Why predicting attainment fails – Confidence Intervals
How accurately can we set targets and predict performance of pupil’s exam attainment?
At this time of year the pressure is on teachers and leaders in school to know exactly how their young people will perform in the GCSE exams that they are currently sitting.
There is an expectation from leaders, governors and of course Ofsted to accurately track, monitor and predict pupil progress and hence exam performance.
Our school, like every other in the country, set targets for individual pupils at the start of the year and then ask the teachers to measure the pupil’s progress in comparison to this target grade, and to predict their final exam grade. These are collated and a range of performance measures for classes, subjects and the whole school are calculated.
But how accurate are these and how confident can we be in these predictions and targets? Our school has 155 young people in year 11. And some subjects have as few as 15 learners. One or two students having a bad day in the exam, or realising too late that they picked a subject that they really don’t enjoy, can have a large impact on the results. How much should we take this into account when setting targets and holding teachers and middle leaders to account?
This train of thought has led me to look at the use of confidence intervals. I’ve used the binomial proportion confidence interval to calculate the 95% confidence interval on the number of students predicted to achieve a C+ in each subject.
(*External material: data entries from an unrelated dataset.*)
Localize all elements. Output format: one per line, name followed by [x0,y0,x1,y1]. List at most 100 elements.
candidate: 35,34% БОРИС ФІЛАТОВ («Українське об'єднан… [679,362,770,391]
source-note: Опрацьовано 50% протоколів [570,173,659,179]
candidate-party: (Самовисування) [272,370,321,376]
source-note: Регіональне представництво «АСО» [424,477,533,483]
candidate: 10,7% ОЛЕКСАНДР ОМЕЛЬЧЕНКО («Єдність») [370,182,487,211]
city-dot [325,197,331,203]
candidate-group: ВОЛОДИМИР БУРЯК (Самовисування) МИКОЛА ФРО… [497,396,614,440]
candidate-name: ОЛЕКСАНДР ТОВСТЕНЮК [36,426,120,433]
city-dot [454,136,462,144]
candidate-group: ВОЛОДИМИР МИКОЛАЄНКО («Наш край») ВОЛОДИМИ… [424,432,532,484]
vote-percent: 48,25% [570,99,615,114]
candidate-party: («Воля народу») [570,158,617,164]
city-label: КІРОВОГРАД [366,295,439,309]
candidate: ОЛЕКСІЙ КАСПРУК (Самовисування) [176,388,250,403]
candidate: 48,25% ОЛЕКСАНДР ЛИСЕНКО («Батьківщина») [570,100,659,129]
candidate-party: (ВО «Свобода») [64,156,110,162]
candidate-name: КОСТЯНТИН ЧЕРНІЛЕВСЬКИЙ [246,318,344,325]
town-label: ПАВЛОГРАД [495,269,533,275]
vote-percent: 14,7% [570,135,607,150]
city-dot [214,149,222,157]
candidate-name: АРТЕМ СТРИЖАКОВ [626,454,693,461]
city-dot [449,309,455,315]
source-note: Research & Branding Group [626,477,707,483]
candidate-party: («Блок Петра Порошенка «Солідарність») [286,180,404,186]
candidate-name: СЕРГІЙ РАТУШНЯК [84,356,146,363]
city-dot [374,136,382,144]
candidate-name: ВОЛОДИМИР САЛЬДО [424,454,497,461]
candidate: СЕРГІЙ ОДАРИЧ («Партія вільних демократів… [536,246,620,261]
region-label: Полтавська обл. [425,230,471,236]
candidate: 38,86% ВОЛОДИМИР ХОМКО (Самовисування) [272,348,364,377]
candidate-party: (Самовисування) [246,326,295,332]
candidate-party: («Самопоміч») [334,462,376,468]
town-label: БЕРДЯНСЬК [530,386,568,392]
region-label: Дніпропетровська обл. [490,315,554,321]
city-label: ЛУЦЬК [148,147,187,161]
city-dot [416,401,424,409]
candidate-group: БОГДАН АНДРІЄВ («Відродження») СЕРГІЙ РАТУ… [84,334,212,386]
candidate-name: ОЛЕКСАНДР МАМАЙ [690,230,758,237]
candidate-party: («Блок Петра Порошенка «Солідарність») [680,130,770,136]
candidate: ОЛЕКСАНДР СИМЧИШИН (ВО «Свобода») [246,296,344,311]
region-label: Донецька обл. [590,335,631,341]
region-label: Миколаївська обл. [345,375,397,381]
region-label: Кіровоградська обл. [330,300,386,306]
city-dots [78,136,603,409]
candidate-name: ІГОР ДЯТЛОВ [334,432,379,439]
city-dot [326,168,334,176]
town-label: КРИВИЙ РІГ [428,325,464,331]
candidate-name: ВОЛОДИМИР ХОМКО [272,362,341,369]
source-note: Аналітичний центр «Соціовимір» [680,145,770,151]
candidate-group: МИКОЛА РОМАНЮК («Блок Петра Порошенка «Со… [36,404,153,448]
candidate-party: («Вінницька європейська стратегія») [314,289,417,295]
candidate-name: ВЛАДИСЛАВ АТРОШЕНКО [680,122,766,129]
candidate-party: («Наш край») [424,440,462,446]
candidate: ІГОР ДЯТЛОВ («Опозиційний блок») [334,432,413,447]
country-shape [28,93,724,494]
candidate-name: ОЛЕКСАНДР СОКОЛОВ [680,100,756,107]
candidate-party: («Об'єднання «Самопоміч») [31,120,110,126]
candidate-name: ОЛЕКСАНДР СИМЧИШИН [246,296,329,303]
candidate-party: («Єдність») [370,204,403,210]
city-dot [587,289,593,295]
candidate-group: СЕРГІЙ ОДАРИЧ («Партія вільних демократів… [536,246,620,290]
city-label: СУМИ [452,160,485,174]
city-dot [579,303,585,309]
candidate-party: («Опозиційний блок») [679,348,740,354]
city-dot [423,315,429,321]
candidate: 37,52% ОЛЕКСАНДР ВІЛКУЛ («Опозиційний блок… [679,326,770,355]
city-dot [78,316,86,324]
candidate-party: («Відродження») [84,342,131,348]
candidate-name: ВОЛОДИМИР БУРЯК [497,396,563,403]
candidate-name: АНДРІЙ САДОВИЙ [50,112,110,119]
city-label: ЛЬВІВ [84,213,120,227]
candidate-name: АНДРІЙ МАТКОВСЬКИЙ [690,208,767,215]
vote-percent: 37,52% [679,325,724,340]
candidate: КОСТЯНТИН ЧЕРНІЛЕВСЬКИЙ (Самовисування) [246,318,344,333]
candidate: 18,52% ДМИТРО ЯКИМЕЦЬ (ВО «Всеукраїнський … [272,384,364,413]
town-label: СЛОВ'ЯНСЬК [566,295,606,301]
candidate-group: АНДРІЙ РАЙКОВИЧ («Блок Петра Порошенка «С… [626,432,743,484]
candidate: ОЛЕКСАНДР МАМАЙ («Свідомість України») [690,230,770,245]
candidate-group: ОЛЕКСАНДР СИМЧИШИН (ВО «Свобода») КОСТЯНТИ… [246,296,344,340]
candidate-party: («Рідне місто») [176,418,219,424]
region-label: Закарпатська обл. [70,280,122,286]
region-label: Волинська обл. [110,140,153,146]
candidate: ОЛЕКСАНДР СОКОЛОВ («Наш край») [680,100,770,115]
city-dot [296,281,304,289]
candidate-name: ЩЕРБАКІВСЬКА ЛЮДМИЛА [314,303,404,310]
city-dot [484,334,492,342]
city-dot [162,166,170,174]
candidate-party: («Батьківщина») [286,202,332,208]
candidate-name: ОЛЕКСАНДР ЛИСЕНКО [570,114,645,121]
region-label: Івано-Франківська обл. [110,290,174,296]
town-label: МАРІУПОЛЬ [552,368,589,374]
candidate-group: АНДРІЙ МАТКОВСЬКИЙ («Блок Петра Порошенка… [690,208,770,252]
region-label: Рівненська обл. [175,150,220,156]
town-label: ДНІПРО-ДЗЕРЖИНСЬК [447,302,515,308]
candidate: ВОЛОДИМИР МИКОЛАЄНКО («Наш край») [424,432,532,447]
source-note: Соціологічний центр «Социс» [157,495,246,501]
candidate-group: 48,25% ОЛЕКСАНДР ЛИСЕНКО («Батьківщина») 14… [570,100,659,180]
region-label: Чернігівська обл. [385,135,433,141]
This takes into account the size of the class.
I’ve ended up with results such as: English C+ = 79% +/- 6%. So we’re 95% sure they will end up with results between 73% and 85%. Computing, with a smaller number of students, comes in at 70% +/- 16%.
Is this an appropriate statistical measure to use?
The confidence intervals are quite large due to the small number of students involved. I’m not sure if this appropriate though? This measure is normally used when sampling a small part of a larger population. Is that what we are doing here? In that our Computing class is a small sample of the national group sitting that examination? Or are we actually sampling the whole population where that population is simply all the students studying it at our school?
If this is not that right measure of confidence to use in this case then what is?
Lots of questions that I’m hoping some of the data / statistics community can help answer. The stakes are high in schools now and the targets that departments and schools are set have high levels of accountability attached to them. It’s only fair that targets and predictions come with a suitable statistical window attached. How should that be calculated?